Acting-wise, The Burrowers is similarly top-notch. Karl Geary cuts a very sympathetic character as the anguished Fergus, even when he’s doing something fundamentally stupid like firing on the friendly Sioux. William Mapother is fantastic as Will, his likable character put to the screws once he starts making some very terrible decisions and it’s always great to see character-actor Clancy Brown in anything: his Clay is another neat character in a pretty impressive career. Special mention, of course, must go to Doug Hutchison as the hateful Captain Victor: sporting a foppish mustache and looking (and sounding) suspiciously like a twin to DiCaprio’s equally terrible Calvin Candie, Hutchison is an unrepressed, unbound mess of primal, undiluted racism, the poster-child for every hateful act that humanity can commit against itself. There’s no point where Victor is ever anything less than a complete and utter monster and it’s to Hutchison’s great credit that he still manages to make the character seem three-dimensional.

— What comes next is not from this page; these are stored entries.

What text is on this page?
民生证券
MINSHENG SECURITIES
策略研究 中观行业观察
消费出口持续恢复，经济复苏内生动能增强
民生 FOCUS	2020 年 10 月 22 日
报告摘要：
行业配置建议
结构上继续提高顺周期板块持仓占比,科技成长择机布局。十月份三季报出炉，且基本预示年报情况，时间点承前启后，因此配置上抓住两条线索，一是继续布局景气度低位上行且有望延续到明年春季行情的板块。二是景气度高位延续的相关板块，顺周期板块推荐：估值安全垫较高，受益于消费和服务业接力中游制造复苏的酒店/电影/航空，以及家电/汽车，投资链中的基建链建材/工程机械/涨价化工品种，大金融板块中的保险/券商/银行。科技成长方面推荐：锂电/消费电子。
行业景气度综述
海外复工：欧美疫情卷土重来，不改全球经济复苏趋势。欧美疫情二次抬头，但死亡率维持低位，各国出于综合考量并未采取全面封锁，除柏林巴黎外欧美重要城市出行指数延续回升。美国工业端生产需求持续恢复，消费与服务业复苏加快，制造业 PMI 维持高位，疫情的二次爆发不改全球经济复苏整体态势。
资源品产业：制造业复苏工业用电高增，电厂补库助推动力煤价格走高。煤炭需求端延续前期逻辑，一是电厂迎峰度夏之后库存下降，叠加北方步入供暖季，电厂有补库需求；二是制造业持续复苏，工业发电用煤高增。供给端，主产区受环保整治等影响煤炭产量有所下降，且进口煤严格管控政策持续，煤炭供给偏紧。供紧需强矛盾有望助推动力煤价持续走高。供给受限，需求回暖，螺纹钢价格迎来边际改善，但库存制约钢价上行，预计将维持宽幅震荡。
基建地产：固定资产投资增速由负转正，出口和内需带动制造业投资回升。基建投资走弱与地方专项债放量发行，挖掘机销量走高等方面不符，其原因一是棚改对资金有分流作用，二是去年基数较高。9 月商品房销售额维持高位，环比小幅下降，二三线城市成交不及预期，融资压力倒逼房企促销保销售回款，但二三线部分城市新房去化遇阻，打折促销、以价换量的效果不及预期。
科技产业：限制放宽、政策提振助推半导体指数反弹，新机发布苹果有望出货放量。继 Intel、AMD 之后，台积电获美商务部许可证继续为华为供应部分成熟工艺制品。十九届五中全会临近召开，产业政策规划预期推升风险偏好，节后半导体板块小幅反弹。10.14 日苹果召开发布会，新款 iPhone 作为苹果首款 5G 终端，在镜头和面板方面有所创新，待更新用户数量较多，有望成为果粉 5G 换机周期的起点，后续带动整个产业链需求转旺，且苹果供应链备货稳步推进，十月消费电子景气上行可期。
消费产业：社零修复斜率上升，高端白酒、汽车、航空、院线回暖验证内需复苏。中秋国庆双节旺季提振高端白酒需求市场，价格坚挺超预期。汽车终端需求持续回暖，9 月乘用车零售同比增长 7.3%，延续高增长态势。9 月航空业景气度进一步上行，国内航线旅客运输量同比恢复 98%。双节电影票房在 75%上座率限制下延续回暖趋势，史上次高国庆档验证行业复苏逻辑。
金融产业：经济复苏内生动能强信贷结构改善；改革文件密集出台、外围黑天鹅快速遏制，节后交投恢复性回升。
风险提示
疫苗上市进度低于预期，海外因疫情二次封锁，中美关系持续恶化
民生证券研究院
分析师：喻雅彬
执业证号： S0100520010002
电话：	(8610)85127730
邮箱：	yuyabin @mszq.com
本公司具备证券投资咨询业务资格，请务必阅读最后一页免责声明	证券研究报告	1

From beginning to end, I can find very little about The Burrowers that doesn’t hold me enthralled: from the filmmaking to the acting to the script, everything is in complete balance, contributing to one of the most well-rounded features I’ve ever seen. While I must admit to really disliking Petty’s debut feature, Soft For Digging (2001), I enjoyed his follow-up, S&Man (2006) and loved the follow-up to The Burrowers, Hellbenders (2012), making him one of the new crop of horror writer-directors that I watch like a hawk. While there might not be a whole slew of horror-Westerns, numbers-wise, The Burrowers is easily at the head of the class. It’s a film that really gets under your skin: I still find myself thinking about the finale, from time to time, even when I haven’t seen the film for a while. It’s a sad, elegiac film without easy answers or fairy-tale conclusions…it’s a hard film, as hard as the unforgiving landscape that it depicts and the haunted specters of humanity that reside there.